You may or may not have heard of China’s decision to limit the type and amount of waste it is receiving for recycling. Perhaps in response to this announcement, Australia’s State and Federal Environmental Ministers have announced historic targets to make all packaging recyclable, reusable and compostable by 2025. Given today is World Environment Day we thought we would check in with Brooke Donnelley the CEO of the Australian Packaging Covenant Organisation (APCO), to see how we are going with this ambitious target.
APCO is a not-for-profit member organisation that partners with government and industry to reduce the harmful impact of packaging on the Australian environment. Members range from local SMEs to big corporates such as Woolworths and Nestle. APCO’s aim is to work with businesses to help them transition to a closed loop sustainable packaging model.
Donnelley tells Kochie’s Business Builders (KBB) the stakes are high. She suggests the China ban is one of the biggest environmental challenges that Australia has ever had to face.
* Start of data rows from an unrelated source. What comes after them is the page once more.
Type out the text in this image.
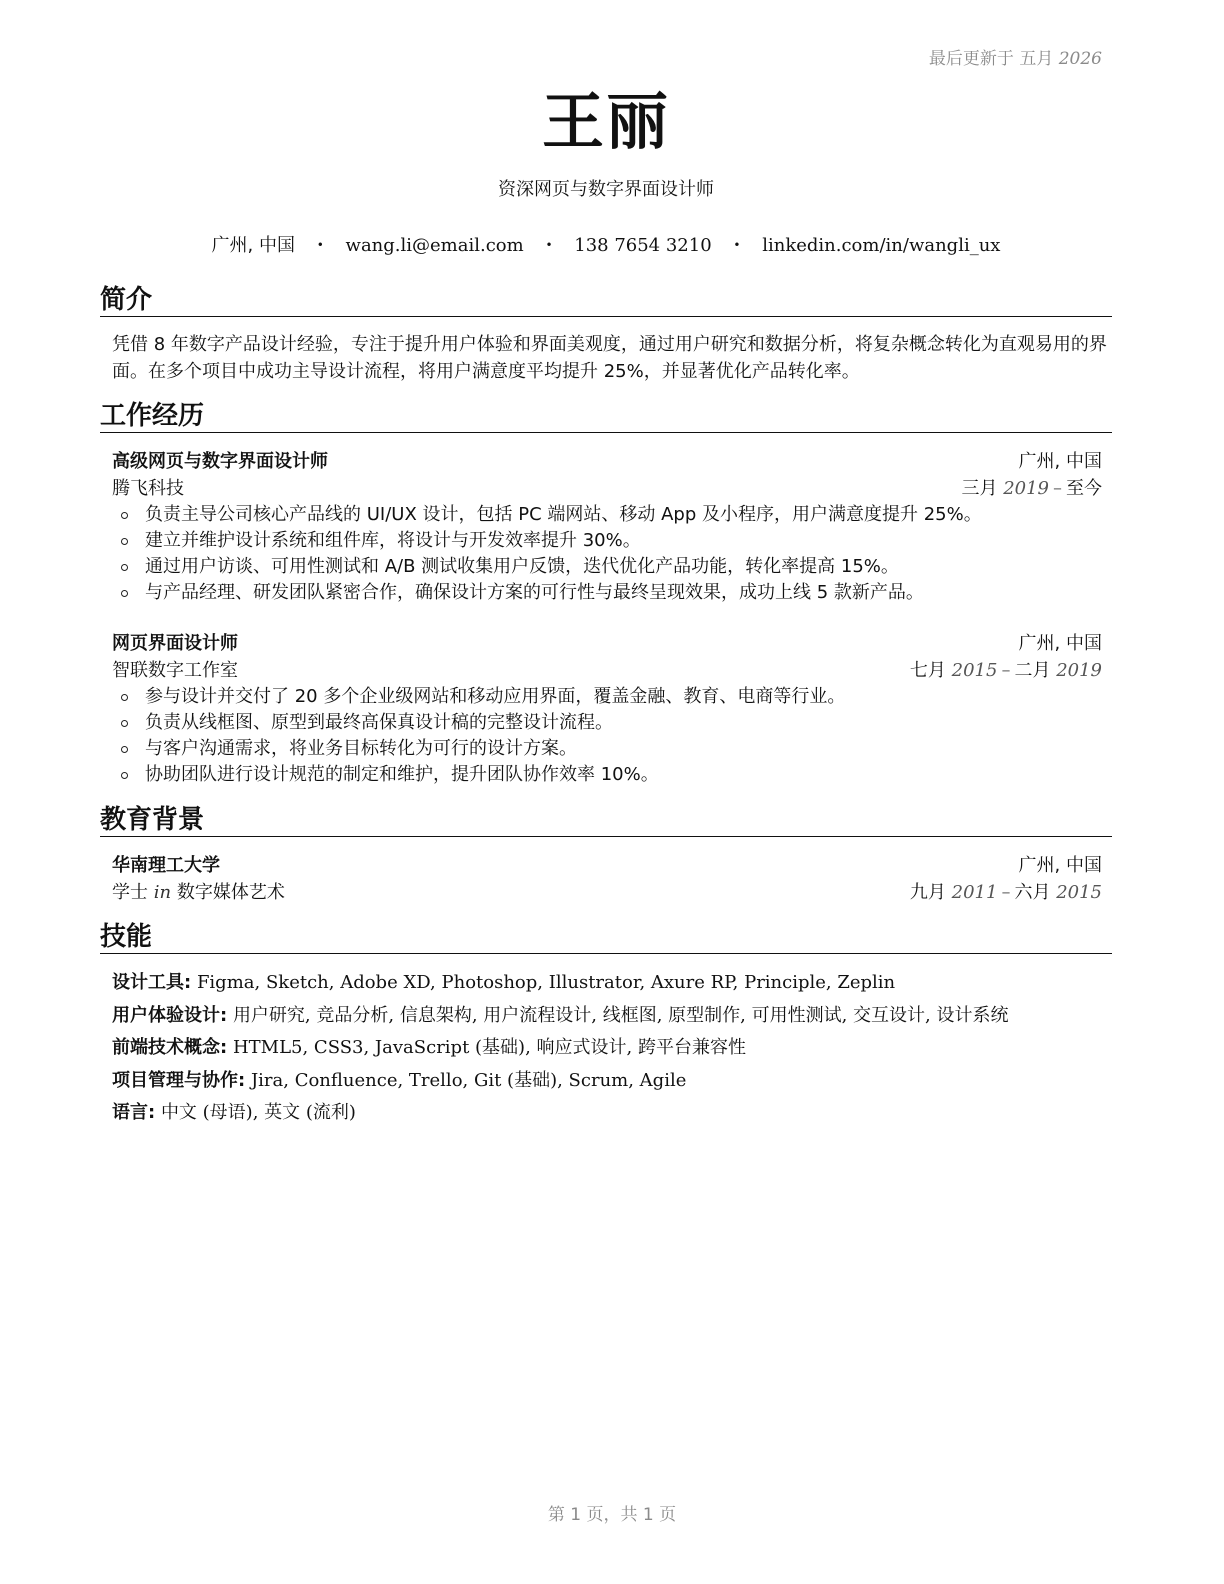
最后更新于 五月 2026
王丽
资深网页与数字界面设计师
广州, 中国 • wang.li@email.com • 138 7654 3210 • linkedin.com/in/wangli_ux
简介
凭借 8 年数字产品设计经验，专注于提升用户体验和界面美观度，通过用户研究和数据分析，将复杂概念转化为直观易用的界面。在多个项目中成功主导设计流程，将用户满意度平均提升 25%，并显著优化产品转化率。
工作经历
高级网页与数字界面设计师	广州, 中国
腾飞科技	三月 2019 – 至今
负责主导公司核心产品线的 UI/UX 设计，包括 PC 端网站、移动 App 及小程序，用户满意度提升 25%。
建立并维护设计系统和组件库，将设计与开发效率提升 30%。
通过用户访谈、可用性测试和 A/B 测试收集用户反馈，迭代优化产品功能，转化率提高 15%。
与产品经理、研发团队紧密合作，确保设计方案的可行性与最终呈现效果，成功上线 5 款新产品。
网页界面设计师	广州, 中国
智联数字工作室	七月 2015 – 二月 2019
参与设计并交付了 20 多个企业级网站和移动应用界面，覆盖金融、教育、电商等行业。
负责从线框图、原型到最终高保真设计稿的完整设计流程。
与客户沟通需求，将业务目标转化为可行的设计方案。
协助团队进行设计规范的制定和维护，提升团队协作效率 10%。
教育背景
华南理工大学	广州, 中国
学士 in 数字媒体艺术	九月 2011 – 六月 2015
技能
设计工具: Figma, Sketch, Adobe XD, Photoshop, Illustrator, Axure RP, Principle, Zeplin
用户体验设计: 用户研究, 竞品分析, 信息架构, 用户流程设计, 线框图, 原型制作, 可用性测试, 交互设计, 设计系统
前端技术概念: HTML5, CSS3, JavaScript (基础), 响应式设计, 跨平台兼容性
项目管理与协作: Jira, Confluence, Trello, Git (基础), Scrum, Agile
语言: 中文 (母语), 英文 (流利)
第 1 页，共 1 页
However, she also believes it provides Australia with the chance to create a new sustainability model.
“It presents a huge opportunity for us as a country to transform the way we think about waste and businesses of all sizes play a huge role in the designing and implementing of sustainable packaging solutions,” she says.
Donnelley describes the 100 per cent recyclable, reusable or compostable target as a monumental call to action.
“To make this goal a reality, we need to focus on three key areas: the first is to improve our approach to sustainable packaging design and make sure companies of all sizes create products that can be recycled from the start. APCO will be developing a range of resources to support businesses, including SMEs, in transitioning towards this ambitious target and help support long-term sustainable packaging solutions.”
The next strategy involves closing the loop.
“The second is developing end markets – which means finding uses for recycled material, like the fantastic new road surface launched in Victoria by Downer and Close the Loop, utilising recycled plastic and glass.”
Finally, Donnelley suggests there is an enormous need to lower the contamination levels in our waste stream.
“Essentially this comes down to ensuring that we as consumers are putting the right objects in the right bin.
“I understand that’s not always easy – recent research found that seven out 10 Australians say they look for recycling information on packaging, but they are often confused as to how to correctly recycle. This includes businesses too.
“That’s why in January in conjunction with Planet Ark, we launched the new Australasian Recycling Label, the country’s first standardised, evidence-based recycling label. A consistent and easy to use label will help to make this process easier and will be rolled out on packaging for brands like Australia Post, Blackmores, Nestlé, Officeworks, Unilever and Woolworths, with smaller local businesses being encouraged to adopt the label also.”
On this World Environment Day, Donnelley is calling on all Australians and businesses to do their bit to make the target a reality.
“Transitioning to a circular economy is essential if we are to reduce the environmental impact of packaging and this requires collaboration from brands, governments, the recycling and packaging industry and consumers alike.”